Senza le malattie cardiache gli esseri umani si sarebbero già estinti
Per i biologi e i genetisti può diventare un chiodo fisso: scoprire il vantaggio evolutivo di fenomeni che sembrano piuttosto remare contro la sopravvivenza della specie. La sfida si fa dura nel caso delle malattie cardiovascolari, prima causa di morte nel mondo con 17 milioni di decessi all’anno. Cosa ci guadagna l’Homo sapiens?
Così riporta la redazione di Healtdesk.it. I genetisti della School of BioSciences dell’Università di Melbourne hanno scoperto un curioso effetto benefico, evolutivamente parlando, delle patologie cardiache. I geni coinvolti nello sviluppo delle malattie coronariche (coronary artery disease, Cad) faciliterebbero niente di meno che la capacità di riprodursi, il primo requisito per preservare la specie.

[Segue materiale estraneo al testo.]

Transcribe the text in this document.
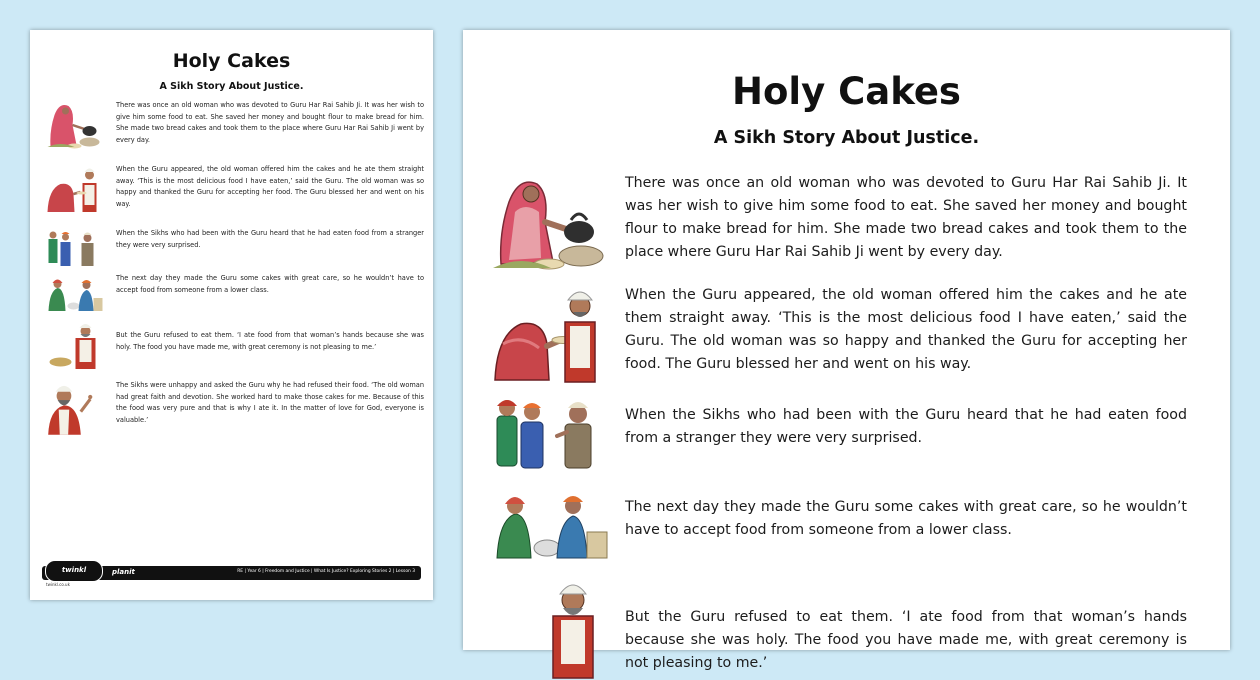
Holy Cakes
A Sikh Story About Justice.
There was once an old woman who was devoted to Guru Har Rai Sahib Ji. It was her wish to give him some food to eat. She saved her money and bought flour to make bread for him. She made two bread cakes and took them to the place where Guru Har Rai Sahib Ji went by every day.
When the Guru appeared, the old woman offered him the cakes and he ate them straight away. ‘This is the most delicious food I have eaten,’ said the Guru. The old woman was so happy and thanked the Guru for accepting her food. The Guru blessed her and went on his way.
When the Sikhs who had been with the Guru heard that he had eaten food from a stranger they were very surprised.
The next day they made the Guru some cakes with great care, so he wouldn’t have to accept food from someone from a lower class.
But the Guru refused to eat them. ‘I ate food from that woman’s hands because she was holy. The food you have made me, with great ceremony is not pleasing to me.’
The Sikhs were unhappy and asked the Guru why he had refused their food. ‘The old woman had great faith and devotion. She worked hard to make those cakes for me. Because of this the food was very pure and that is why I ate it. In the matter of love for God, everyone is valuable.’
twinkl	planit	RE | Year 6 | Freedom and Justice | What Is Justice? Exploring Stories 2 | Lesson 3
twinkl.co.uk
Holy Cakes
A Sikh Story About Justice.
There was once an old woman who was devoted to Guru Har Rai Sahib Ji. It was her wish to give him some food to eat. She saved her money and bought flour to make bread for him. She made two bread cakes and took them to the place where Guru Har Rai Sahib Ji went by every day.
When the Guru appeared, the old woman offered him the cakes and he ate them straight away. ‘This is the most delicious food I have eaten,’ said the Guru. The old woman was so happy and thanked the Guru for accepting her food. The Guru blessed her and went on his way.
When the Sikhs who had been with the Guru heard that he had eaten food from a stranger they were very surprised.
The next day they made the Guru some cakes with great care, so he wouldn’t have to accept food from someone from a lower class.
But the Guru refused to eat them. ‘I ate food from that woman’s hands because she was holy. The food you have made me, with great ceremony is not pleasing to me.’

Ciò spiegherebbe per quale motivo la selezione naturale non li abbia fatti fuori alla prima occasione. Questi geni, al contrario, sono stati particolarmente protetti dal processo evolutivo, tanto da venire tramandati per millenni fino ai giorni nostri. Infatti i primi segnali di ispessimento delle arterie coronariche sono stati trovati nelle mummie dell’antico Egitto. È molto probabile, quindi, che ci portiamo dietro questi geni da migliaia di anni.
«Secondo la teoria della selezione naturale proposta da Charles Darwin, i geni che favoriscono la sopravvivenza individuale o la riproduzione dovrebbereo venire conservati o aumentati nella popolazione – spiega Sean Byars coautore dello studio – mentre quelli che riducono le nostre possibilità di sopravvivere dovrebbero venire selezionati in negativo e gradualemnte rimossi o ridotti con il passare del tempo. Quindi non era chiaro perchè le malattie coronariche sono così comuni ai nostri giorni».
I ricercatori hanno analizzato 56 regioni genetiche coinvolte nelle malattie coronariche in 12 comunità originarie di paesi dell’Africa, dell’Europa, e dell’Asia orientale. Grazie a uno strumento statistico sono riusciti a rintracciare i recenti cambiamenti selettivi nel Dna associati alla patologia. Dall’analisi pubblicata su PLOS Genetics è emerso che molti geni coinvolti nella malattia sono stati “volutamente scelti” per essere conservati nel corso dell’evoluzione.
«È per questo che abbiamo sospettato che dovesse esserci qualche effetto benefico sconosciuto – dice Michael Inouye, anche lui a capo dello studio».
Andando avanti con le ricerche, gli scienziati hanno scoperto che i geni in questione sono coinvolti nella fertilità maschile e femminile, tanto da essere espressi negli organi chiave della riproduzione, come testicoli, ovaie, utero.
Tutto torna. L’evoluzione ha fatto cinicamente i suoi calcoli: i primi segnali della malattia generalmente compaiono tra i 40 e i 50 anni, quando i potenziali effetti benefici dei geni sulla fertilità sono già stati sfruttati.